Last time I checked, the three pillars of InfoSec were confidentiality, integrity, and availability. On Windows 10, way too much info is shared with MS, equating to loss of confidentiality by default. The update system is rather heavy handed, leading to loss availability (at possibly important times).
For the above reasons, Windows 10 is not secure enough for me. I still use windows 7 and have not experienced any security issues. Windows 10 has the potential to be more secure, but sadly MS choses to treat its users with contempt.

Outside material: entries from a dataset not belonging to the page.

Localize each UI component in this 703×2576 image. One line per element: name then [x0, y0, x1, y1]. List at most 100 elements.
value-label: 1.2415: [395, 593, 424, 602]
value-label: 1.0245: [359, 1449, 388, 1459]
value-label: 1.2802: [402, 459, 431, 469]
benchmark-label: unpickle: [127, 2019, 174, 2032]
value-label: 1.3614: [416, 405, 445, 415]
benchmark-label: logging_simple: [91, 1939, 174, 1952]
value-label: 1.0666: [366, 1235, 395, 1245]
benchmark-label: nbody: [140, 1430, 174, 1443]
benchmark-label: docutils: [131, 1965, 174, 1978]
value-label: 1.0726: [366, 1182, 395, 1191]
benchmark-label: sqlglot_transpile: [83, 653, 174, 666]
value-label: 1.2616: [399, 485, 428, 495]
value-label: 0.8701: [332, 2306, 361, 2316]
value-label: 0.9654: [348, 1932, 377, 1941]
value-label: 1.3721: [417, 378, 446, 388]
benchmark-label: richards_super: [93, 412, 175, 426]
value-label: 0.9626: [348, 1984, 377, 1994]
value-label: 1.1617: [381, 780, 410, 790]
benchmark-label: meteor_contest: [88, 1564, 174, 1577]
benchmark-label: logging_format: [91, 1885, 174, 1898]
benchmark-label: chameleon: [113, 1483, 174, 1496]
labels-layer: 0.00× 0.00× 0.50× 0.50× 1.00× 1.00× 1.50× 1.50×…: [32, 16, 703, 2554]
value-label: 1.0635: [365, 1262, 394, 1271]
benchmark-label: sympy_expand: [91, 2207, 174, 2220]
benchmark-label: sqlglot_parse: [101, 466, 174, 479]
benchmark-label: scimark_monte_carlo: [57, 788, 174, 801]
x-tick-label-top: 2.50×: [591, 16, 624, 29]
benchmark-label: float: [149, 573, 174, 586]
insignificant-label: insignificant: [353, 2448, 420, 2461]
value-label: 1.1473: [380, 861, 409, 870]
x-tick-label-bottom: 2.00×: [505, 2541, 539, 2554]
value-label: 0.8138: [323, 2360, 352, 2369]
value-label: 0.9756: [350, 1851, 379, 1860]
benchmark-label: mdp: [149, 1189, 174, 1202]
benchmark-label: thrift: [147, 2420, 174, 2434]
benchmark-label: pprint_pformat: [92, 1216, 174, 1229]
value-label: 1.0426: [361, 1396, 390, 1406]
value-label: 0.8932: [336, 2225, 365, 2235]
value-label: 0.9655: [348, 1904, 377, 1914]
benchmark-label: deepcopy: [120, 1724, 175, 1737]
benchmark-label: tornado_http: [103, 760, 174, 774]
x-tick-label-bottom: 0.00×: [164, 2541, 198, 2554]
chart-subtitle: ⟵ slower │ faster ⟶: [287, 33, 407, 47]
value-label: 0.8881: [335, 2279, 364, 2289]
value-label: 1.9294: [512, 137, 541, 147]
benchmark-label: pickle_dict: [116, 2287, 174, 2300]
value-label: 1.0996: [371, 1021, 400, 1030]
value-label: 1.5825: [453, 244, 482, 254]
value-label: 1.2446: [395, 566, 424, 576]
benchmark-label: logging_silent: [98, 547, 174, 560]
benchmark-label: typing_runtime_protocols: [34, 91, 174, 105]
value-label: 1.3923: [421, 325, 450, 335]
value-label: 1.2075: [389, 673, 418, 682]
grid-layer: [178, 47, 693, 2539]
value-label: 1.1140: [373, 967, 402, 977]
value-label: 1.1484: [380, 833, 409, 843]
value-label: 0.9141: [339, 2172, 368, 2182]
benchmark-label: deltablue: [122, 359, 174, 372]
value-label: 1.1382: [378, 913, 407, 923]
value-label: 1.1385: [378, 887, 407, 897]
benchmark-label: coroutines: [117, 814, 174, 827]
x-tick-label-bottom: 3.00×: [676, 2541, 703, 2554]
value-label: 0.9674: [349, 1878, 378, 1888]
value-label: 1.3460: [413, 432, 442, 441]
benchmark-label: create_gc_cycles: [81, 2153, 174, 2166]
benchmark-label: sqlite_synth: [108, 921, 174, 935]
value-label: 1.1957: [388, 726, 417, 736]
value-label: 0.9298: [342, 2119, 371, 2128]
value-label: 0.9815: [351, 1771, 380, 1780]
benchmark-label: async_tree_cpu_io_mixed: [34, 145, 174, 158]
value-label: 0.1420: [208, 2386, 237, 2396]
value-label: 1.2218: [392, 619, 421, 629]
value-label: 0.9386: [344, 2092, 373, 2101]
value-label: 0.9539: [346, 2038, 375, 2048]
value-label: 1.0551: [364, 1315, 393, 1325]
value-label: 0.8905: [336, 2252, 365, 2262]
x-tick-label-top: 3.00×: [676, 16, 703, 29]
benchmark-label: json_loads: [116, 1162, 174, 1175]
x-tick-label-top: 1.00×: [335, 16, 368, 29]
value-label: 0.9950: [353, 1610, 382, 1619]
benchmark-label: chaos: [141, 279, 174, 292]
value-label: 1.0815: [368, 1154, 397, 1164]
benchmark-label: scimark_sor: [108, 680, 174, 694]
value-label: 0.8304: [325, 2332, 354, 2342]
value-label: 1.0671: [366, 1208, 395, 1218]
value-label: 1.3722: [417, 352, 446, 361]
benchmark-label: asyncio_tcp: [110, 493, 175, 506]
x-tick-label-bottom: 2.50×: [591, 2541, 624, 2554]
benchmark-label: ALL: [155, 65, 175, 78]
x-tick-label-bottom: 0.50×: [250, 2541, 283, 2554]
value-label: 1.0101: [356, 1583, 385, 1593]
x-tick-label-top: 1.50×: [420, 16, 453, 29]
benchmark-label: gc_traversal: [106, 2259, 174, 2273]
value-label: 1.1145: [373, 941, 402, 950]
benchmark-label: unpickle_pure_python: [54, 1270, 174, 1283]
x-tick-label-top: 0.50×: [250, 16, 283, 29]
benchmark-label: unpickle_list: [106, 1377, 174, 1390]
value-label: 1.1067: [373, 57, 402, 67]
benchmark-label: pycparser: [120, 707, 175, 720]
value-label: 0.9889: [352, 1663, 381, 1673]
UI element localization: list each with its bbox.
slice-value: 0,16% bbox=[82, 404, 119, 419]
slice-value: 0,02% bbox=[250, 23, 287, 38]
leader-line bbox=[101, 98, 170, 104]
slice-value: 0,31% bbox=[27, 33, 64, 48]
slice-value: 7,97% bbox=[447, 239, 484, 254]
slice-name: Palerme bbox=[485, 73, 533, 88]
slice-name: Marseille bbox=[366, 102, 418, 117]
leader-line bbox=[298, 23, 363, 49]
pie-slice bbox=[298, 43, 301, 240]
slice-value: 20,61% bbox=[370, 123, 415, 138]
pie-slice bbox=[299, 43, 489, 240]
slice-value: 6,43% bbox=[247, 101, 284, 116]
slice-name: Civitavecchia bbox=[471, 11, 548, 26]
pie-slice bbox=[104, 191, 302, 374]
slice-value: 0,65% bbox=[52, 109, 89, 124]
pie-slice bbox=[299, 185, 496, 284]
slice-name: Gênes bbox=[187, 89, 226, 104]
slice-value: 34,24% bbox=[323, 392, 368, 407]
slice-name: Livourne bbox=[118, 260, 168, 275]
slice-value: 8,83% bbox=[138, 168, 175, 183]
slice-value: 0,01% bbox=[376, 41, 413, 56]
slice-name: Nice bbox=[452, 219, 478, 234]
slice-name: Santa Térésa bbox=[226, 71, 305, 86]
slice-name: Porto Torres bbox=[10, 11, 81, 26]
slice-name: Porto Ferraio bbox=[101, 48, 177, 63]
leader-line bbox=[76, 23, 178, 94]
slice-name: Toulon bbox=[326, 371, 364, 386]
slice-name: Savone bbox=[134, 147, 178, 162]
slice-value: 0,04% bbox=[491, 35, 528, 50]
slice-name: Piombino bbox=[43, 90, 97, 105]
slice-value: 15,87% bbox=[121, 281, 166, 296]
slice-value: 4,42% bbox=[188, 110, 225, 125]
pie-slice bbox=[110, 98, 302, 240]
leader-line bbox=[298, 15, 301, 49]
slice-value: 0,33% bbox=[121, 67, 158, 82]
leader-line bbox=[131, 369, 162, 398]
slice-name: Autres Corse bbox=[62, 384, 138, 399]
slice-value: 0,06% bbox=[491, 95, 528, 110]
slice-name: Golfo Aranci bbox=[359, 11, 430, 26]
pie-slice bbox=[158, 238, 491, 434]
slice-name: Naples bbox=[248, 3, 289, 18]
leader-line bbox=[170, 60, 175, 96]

Read the fine article. It explains in detail why "number of bugs" doesn't matter. Each successive version of Windows has an increased number of mitigation technologies, making bugs in general less exploitable.
That would mean "fewer known and unknown bugs" if successive versions of Windows were otherwise identical, and if the mitigations, being the only changes, didn't carry any potential to introduce bugs as changes do.
> It's very common to think about computer security primarily in terms of fixing vulnerabilities. In reality, security teams spend a lot of their time on a different goal: making bugs hard to exploit. This often takes the form of lowering privileges and introducing exploit mitigations. Windows 10 has a lot of investment in those areas, whereas Windows 7 doesn't contain any of the improvements made in the last several years. That's why even though Windows 7 continues to receive security bug fixes from Microsoft, it is considerably less safe to use.
To be fair, I did not see anything recommending that the reader switch to Firefox; the article was mostly about "newer versions of Windows don't have the bugs shown".
Using a ten year old operating system just isn't justifiable in today's threat environment. Use Windows 10 or switch to Mac or Linux.